Dass die Osterweiterung der EU nicht nur in politischer, wirtschaftlicher, sozialer oder gar kultureller Hinsicht ein Wagnis darstellt, zeigt in den letzten Tagen die Auseinandersetzung um den Bau polnischer Atomkraftwerke. Der Bau der Atommeiler steht zwar noch nicht unmittelbar und unwiderruflich bevor. Aber die verheerende CO2-Bilanz zwingt Polen zum Umdenken (weg von der heimischen Steinkohle und Steinkohlekraftwerken) und zum Handeln (hin zu Atommeilern mit wesentlich geringerem CO2-Ausstoß). Denn die Vorgaben des EU-Klimapakets hinsichtlich des Klimakillers CO2 sind eindeutig und für Polen schmerzhaft bindend. Auch wenn die Pläne der polnischen Regierung einen mehr als faden Beigeschmack haben, verdeutlicht diese Entwicklung die eigentlichen Mängel europäischer Integration: fehlender Technologieaustausch (z.B. im Bereich erneuerbarer Energien), mangelnde Wettbewerbsentzerrung (z.B. bei den Energieversorgern), unterentwickelter politischer Wille zur Gemeinsamkeit (z.B. hinsichtlich der Wirtschafts- und Finanzinteressen). Also alles falsch bei der Entscheidung für Atomkraftwerke? Hoffen wir, dass dies nur eine gekonnt vorgeführte Provokation der polnischen Regierung war.

 

Hat die Stasi Ohnesorg erschossen? Muss die Geschichte um- oder gar neu geschrieben werden? Ein ausgesprochen bizarres, feuilletonistisches Feuerwerk entzündete sich, nachdem die IM-Tätigkeit des Todesschützen Karl-Heinz Kurras entdeckt wurde. Denn: Hinter der direkten Verbindung von Kurras und der Stasi wird auch eine Einflussnahme der DDR-Staatssicherheit auf die Geschehnisse in der Bundesrepublik vermutet. Die emotionale und teilweise gewalttätige Auseinandersetzung der Nachkriegsgeneration mit der Täter- oder Mittäterrolle ihrer Eltern in der Nazizeit, der Aufruf Willi Brandts, „mehr Demokratie [zu] wagen“, die Friedens- und Umweltbewegung – alles nur Chimären, Entwicklungen einer perfiden Fernsteuerung des Kalten Kriegers auf der Gegenseite? Alles anders? Oder einfach nur alles genauso, wie es war?

 

Eigentlich sollte es im Teaser ja heißen: „Hotte macht et“. Denn Horst Köhler ist der alte und neue Bundespräsident. Aber im Umfeld des Autors empfand man diese schulterklopfende Stammtischintimität als zu vulgär und unangemessen.

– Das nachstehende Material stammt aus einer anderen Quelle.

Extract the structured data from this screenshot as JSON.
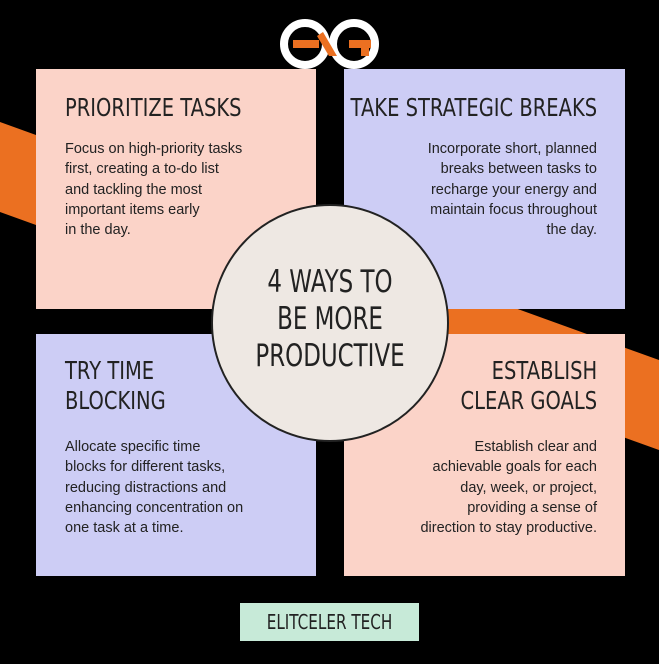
{
  "colors": {
    "background": "#000000",
    "accent_stripe": "#EB7021",
    "peach_card": "#FBD3C8",
    "lavender_card": "#CDCDF5",
    "center_circle": "#EEE8E3",
    "brand_box": "#C7EAD8"
  },
  "logo": {
    "icon": "eg-monogram-icon"
  },
  "center": {
    "line1": "4 WAYS TO",
    "line2": "BE MORE",
    "line3": "PRODUCTIVE"
  },
  "cards": [
    {
      "title": "PRIORITIZE TASKS",
      "lines": [
        "Focus on high-priority tasks",
        "first, creating a to-do list",
        "and tackling the most",
        "important items early",
        "in the day."
      ]
    },
    {
      "title": "TAKE STRATEGIC BREAKS",
      "lines": [
        "Incorporate short, planned",
        "breaks between tasks to",
        "recharge your energy and",
        "maintain focus throughout",
        "the day."
      ]
    },
    {
      "title_line1": "TRY TIME",
      "title_line2": "BLOCKING",
      "lines": [
        "Allocate specific time",
        "blocks for different tasks,",
        "reducing distractions and",
        "enhancing concentration on",
        "one task at a time."
      ]
    },
    {
      "title_line1": "ESTABLISH",
      "title_line2": "CLEAR GOALS",
      "lines": [
        "Establish clear and",
        "achievable goals for each",
        "day, week, or project,",
        "providing a sense of",
        "direction to stay productive."
      ]
    }
  ],
  "brand": {
    "label": "ELITCELER TECH"
  }
}
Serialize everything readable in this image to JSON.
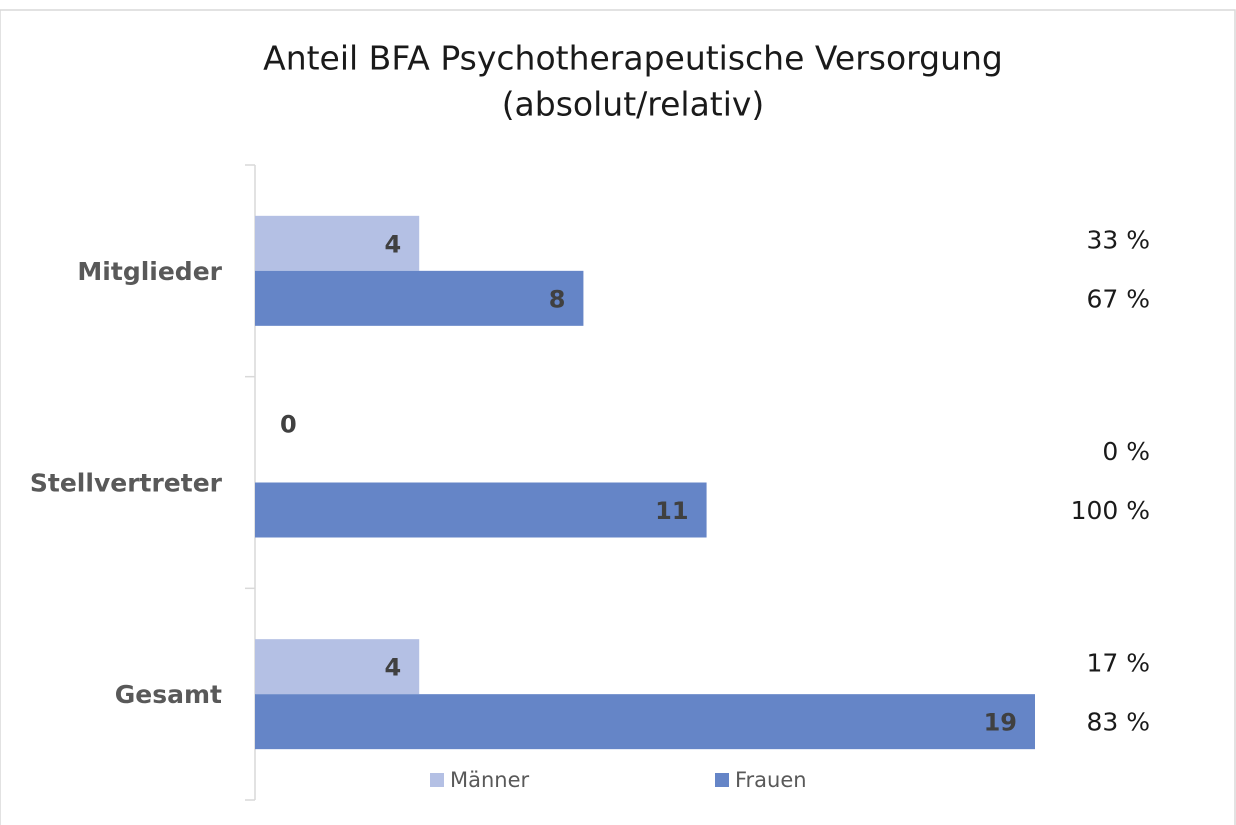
{
  "chart_data": {
    "type": "hbar",
    "title": [
      "Anteil BFA Psychotherapeutische Versorgung",
      "(absolut/relativ)"
    ],
    "categories": [
      "Mitglieder",
      "Stellvertreter",
      "Gesamt"
    ],
    "series": [
      {
        "name": "Männer",
        "color": "#b4c0e4",
        "values": [
          4,
          0,
          4
        ],
        "percent_labels": [
          "33 %",
          "0 %",
          "17 %"
        ]
      },
      {
        "name": "Frauen",
        "color": "#6585c7",
        "values": [
          8,
          11,
          19
        ],
        "percent_labels": [
          "67 %",
          "100 %",
          "83 %"
        ]
      }
    ],
    "xlim": [
      0,
      19
    ],
    "legend": "bottom"
  }
}
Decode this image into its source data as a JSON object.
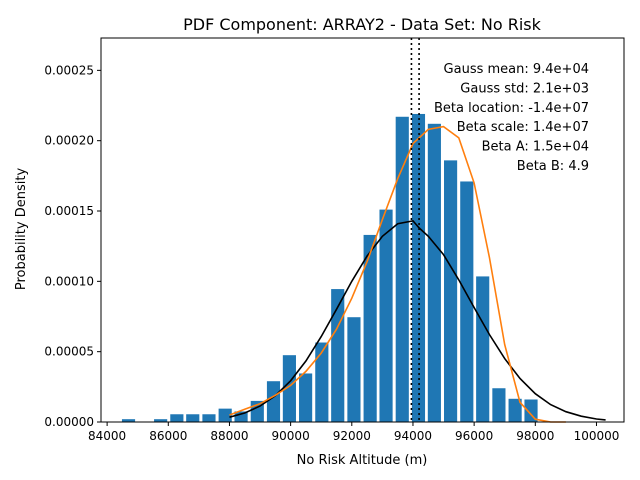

Vielleicht war es ja aber auch so gemeint; vielleicht schlug das Herz des Autors eher für die Kandidatin Gesine Schwan. Vielleicht waren die aufrüttelnd gemeinten Reden des alten und neuen Bundespräsidenten in ihrer Aussage und in ihrem Gestus zu brav, zu allgemein aus Sicht des Autors. Vielleicht wünscht sich dieser eine Stimme, die auf die Mängel unserer Gemeinschaft konkret und ungeschönt aufmerksam macht und sich traut, auch zu polarisieren. Eine Stimme, die gemeinsame Motive unserer Gemeinschaft sicht- und handhabbar macht. Nur so rein hypothetisch: Vielleicht wird Horst Köhler DER Bundespräsident der nächsten fünf Jahre. Für alle Deutschen und den Autor natürlich auch.